Lull is violist/composer Jessica Pavone’s first octet, and she treats it as the special occasion that it is. This four-movement work stretches long-playing drones to tantric levels as Pavone carries on her search for that finicky connection between music and emotion. If you find that to be an overly subjective topic, then that is just half the fun here. The octet features Aimeé Niemann and Charlotte Munn-Wood on violin, Pavone and Abby Swidler on viola, Christopher Hoffman and Meaghan Burke on cello, and Shayna Dulberger and Nicholas Jozwiak on double bass. Trumpeter Nate Wooley and Yeah Yeah Yeahs drummer Brian Chase are featured as guest soloists on two movements.
The music of Lull wasn’t so much composed as it was loosely conceptualized by Pavone and her musicians — a piece of “indeterminate music” that takes on the form of “structured improvisation”. So while containing elements of classical and jazz, two styles in Pavone’s background, Lull comes out sounding like neither.

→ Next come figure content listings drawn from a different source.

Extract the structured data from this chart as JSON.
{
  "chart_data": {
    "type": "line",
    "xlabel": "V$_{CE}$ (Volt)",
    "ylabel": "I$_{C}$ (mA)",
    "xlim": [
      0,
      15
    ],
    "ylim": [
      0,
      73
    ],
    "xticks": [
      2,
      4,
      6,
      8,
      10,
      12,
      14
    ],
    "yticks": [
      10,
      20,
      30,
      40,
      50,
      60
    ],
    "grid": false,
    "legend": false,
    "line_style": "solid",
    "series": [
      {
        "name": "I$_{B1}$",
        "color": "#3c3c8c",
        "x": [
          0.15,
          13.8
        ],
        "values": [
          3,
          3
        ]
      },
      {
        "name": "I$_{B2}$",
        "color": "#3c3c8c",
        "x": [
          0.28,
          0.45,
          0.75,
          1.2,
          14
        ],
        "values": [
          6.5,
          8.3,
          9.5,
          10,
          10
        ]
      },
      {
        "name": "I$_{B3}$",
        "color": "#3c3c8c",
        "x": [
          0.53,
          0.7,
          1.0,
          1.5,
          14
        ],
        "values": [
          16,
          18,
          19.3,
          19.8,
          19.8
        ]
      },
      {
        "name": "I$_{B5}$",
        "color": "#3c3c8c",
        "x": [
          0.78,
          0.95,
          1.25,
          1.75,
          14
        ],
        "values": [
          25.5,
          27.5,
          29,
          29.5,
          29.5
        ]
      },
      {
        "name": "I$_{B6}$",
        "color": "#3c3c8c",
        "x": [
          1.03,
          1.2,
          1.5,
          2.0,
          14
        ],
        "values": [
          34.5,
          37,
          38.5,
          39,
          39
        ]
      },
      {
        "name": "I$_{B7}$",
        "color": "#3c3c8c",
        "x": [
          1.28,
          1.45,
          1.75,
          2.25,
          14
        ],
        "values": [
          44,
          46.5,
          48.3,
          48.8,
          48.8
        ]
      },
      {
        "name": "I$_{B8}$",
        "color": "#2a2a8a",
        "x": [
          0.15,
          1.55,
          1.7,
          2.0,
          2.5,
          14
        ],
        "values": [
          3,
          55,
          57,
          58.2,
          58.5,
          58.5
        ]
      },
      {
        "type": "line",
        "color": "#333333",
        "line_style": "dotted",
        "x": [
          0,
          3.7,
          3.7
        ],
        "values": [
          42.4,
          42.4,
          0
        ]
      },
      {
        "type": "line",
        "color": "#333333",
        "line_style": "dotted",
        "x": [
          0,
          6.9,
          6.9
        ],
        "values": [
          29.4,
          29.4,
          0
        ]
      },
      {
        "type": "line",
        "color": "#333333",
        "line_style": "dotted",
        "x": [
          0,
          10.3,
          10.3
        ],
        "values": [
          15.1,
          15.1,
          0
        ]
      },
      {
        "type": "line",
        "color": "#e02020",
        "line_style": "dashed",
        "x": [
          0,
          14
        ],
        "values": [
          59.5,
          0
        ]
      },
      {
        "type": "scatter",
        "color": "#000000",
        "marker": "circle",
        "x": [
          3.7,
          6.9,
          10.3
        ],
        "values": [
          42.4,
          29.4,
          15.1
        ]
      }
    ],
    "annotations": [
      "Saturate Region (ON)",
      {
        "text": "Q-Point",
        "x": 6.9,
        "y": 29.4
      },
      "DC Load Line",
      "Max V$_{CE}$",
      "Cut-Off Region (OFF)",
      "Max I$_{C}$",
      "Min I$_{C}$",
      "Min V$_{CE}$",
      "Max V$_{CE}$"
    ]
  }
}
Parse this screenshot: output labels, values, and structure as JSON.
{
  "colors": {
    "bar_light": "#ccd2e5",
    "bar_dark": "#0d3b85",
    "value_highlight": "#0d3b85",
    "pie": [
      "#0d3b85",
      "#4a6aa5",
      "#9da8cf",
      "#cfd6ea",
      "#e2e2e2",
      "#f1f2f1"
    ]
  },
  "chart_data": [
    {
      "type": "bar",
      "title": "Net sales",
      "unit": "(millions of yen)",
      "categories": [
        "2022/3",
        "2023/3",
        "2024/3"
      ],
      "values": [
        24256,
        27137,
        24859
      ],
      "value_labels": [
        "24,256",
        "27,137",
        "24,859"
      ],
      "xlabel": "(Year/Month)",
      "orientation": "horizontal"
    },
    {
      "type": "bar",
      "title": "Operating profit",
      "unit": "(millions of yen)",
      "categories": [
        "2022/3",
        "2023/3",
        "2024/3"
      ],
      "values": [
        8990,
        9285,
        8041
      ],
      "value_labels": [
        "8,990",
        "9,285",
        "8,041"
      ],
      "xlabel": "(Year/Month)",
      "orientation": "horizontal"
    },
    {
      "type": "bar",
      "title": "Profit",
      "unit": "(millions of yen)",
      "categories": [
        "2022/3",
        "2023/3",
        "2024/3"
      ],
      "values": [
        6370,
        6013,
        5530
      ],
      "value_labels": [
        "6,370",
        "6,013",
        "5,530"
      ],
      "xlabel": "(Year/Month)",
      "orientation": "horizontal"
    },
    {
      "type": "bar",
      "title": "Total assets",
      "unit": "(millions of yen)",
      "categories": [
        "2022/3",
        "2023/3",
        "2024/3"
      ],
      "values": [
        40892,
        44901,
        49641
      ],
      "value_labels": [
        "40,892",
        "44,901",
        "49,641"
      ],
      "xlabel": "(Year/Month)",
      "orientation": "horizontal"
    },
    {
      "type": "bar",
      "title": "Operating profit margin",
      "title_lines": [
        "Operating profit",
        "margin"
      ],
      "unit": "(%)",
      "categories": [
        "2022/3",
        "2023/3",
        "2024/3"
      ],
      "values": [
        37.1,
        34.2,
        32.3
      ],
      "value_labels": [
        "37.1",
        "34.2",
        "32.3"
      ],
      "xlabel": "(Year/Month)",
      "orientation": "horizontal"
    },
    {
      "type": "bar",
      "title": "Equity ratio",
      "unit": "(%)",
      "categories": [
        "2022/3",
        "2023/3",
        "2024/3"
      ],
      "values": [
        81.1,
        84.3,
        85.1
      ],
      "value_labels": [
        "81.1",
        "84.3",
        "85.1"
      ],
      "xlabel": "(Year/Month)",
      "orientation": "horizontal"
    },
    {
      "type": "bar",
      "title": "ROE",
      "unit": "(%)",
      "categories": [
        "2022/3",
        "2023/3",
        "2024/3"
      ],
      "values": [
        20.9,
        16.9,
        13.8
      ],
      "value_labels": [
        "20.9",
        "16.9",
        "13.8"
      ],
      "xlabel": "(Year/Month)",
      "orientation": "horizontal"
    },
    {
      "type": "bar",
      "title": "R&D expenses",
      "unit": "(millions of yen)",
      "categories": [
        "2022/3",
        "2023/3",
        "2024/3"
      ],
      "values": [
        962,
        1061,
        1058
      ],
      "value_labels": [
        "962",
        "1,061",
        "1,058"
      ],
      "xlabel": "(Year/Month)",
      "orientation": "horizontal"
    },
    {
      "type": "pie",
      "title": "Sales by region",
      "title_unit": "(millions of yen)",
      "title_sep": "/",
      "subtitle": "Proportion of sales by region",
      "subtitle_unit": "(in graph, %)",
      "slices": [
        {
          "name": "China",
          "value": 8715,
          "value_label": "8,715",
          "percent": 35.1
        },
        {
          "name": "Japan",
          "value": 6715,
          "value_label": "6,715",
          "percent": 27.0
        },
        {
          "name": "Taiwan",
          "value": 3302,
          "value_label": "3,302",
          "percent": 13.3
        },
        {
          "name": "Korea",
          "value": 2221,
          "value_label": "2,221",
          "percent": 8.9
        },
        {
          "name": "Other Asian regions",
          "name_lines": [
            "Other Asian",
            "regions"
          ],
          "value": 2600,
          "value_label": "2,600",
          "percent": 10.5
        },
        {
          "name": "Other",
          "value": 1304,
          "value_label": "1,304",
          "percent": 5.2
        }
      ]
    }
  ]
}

In fact, it’s no less strange or unique than its Bandcamp description would lead you to believe.
The four movements of Lull stretch over the course of 45 minutes, with a four-minute excerpt of the first movement, tacked on at the end. The opener “Indolent” wastes no time in reaching for dissonance, though not the ugly kind for which you may be bracing yourself. As the intermittent stops and starts sort themselves out, the music heats up as all members rapidly bow over a series of chords that are too ominous to be completely spontaneous. “Indolent” then lets itself flatten out in harmonies that are downright pastoral compared to what came before.

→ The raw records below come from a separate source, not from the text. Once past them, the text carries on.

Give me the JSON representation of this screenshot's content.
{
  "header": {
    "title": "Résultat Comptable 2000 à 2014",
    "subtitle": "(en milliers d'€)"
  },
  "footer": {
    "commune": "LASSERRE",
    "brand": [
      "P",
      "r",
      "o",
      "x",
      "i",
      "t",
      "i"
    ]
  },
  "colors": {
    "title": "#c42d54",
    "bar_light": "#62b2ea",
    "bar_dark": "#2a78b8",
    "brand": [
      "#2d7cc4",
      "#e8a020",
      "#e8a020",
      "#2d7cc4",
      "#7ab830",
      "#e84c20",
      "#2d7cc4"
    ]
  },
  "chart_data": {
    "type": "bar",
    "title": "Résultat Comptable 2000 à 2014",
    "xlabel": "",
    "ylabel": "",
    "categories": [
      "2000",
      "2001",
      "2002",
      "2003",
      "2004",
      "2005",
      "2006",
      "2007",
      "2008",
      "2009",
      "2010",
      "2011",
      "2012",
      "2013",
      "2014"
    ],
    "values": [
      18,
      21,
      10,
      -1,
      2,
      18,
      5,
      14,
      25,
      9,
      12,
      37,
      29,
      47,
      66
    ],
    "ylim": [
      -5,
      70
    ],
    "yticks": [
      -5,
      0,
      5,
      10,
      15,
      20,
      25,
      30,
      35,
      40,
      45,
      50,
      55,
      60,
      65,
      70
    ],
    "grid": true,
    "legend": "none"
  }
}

“Holt” begins immediately with one of Chase’s tuned drums, tapping out a mysterious pattern devoid of any pulse. The string accompaniment goes from confused pizzicato to a storm of seesawing spikes and feverish bowing as Chase turns up the intensity. “Holt” then falls deathly quiet as the strings simmer, and Chase somehow manipulates the cymbals he is striking (possibly with his hands?). Just as Chase is wrestling with his percussion more and more, Wooley enters the picture with breathy hiccups and staccato bursts.
That paves the way for “Ingot”, a movement Wooley begins with one long note for the octet to cozy around it with a thick, foggy chord. As “Ingot” floats along, it becomes clearer that Wooley is only a soloist in the abstract sense of the word. The integration of his horn into the octet is so thorough that he might as well be another string with a bow sustaining him (circular breathing has to be at work by this point). The concluding movement, “Midmost”, begins with a terrifying low end but ascends skyward as the eight players coalesce into a vanishing point. The leisurely-paced sound blocks help guide the piece to a singular, unison conclusion as if two violins were vying for the last word simultaneously. The fifth track picks up roughly around the halfway point of “Indolent” when the rapid bowing brought the movement out of its wandering introduction.
All told, Lull isn’t as radical a piece as it may seem in writing. The broad patterns at work disqualify it as a work of minimalism, but the stark arrangements and lengthy passages don’t precisely define it as anything exclusively not minimal. The best way to process Lull is as a new work. I do not make this point out of laziness or convenience, but to help you understand that this work manages to draw on several genres and techniques while committing to none of them. What happens when they coexist? Well, this is just one such way it can fall from the sky.